3. Don't forget the perks

The last thing to take a look at before making your decision is any ancillary benefits your company may provide.

You may be worried, for instance, about the affordability of care under a high-deductible plan. But 62% of firms that offer an HSA offer some form of contribution to employee accounts, according to the Society for Human Resource Management, which can help defray the costs.

Your firm may also offer telehealth services free of charge, lowering potential out-of-pocket costs even further if you're the sort of person who rarely sees a doctor.

"Under those high-deductible plans all of our virtual care is offered at no cost. And there's a lot that you can do virtually," says Matt Phillips, assistant vice president of benefits at AT&T. "We even have a lot of employees that have their primary care physician relationship virtually."

Even if it won't impact whether you choose one plan or another, open enrollment season is great time to review the benefits offered to employees at your firm to see what you can take advantage of in the upcoming year.

Your company could deposit funds into a tax-advantaged account in return for you completing annual preventative health screenings, for instance.

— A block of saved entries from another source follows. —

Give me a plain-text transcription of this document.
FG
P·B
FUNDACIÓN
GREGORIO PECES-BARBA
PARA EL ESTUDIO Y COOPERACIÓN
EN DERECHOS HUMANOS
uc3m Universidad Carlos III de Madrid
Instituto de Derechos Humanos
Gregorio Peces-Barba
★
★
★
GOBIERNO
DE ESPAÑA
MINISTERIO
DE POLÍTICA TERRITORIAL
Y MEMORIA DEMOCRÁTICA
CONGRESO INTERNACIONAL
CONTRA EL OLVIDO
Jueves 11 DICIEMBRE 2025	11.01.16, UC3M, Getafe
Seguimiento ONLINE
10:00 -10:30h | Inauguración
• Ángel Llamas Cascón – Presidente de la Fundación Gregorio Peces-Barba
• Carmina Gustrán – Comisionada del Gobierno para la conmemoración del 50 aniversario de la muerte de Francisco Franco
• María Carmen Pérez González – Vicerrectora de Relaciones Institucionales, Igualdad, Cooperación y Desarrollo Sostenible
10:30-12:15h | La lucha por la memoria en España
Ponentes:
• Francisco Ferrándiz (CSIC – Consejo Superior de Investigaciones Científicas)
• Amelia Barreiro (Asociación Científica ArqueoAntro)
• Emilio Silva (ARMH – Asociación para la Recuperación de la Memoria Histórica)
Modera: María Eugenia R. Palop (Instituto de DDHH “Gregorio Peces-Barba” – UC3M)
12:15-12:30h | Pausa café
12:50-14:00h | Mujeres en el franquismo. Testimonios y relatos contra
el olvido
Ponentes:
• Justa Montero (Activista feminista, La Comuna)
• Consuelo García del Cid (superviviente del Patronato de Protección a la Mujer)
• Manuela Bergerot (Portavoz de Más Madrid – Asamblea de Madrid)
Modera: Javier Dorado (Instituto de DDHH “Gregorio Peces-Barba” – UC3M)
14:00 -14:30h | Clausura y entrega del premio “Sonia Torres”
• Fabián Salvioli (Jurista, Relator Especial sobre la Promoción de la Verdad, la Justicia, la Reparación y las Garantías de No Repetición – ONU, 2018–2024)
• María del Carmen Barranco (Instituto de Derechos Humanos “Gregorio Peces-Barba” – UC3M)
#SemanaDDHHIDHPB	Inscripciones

You may also be able to opt in to supplemental insurance policies through your employer, including pet, life, accident, disability and ID theft coverage. You'll need to examine the premiums and coverage details to determine if such policies are right for you, but in general, you can often expect to pay less than what you'd pay if you bought the same insurance off the shelf, says Phillips.

"Most employers, certainly large employers like AT&T, have leveraged their buying power to negotiate really good deals for you," he says.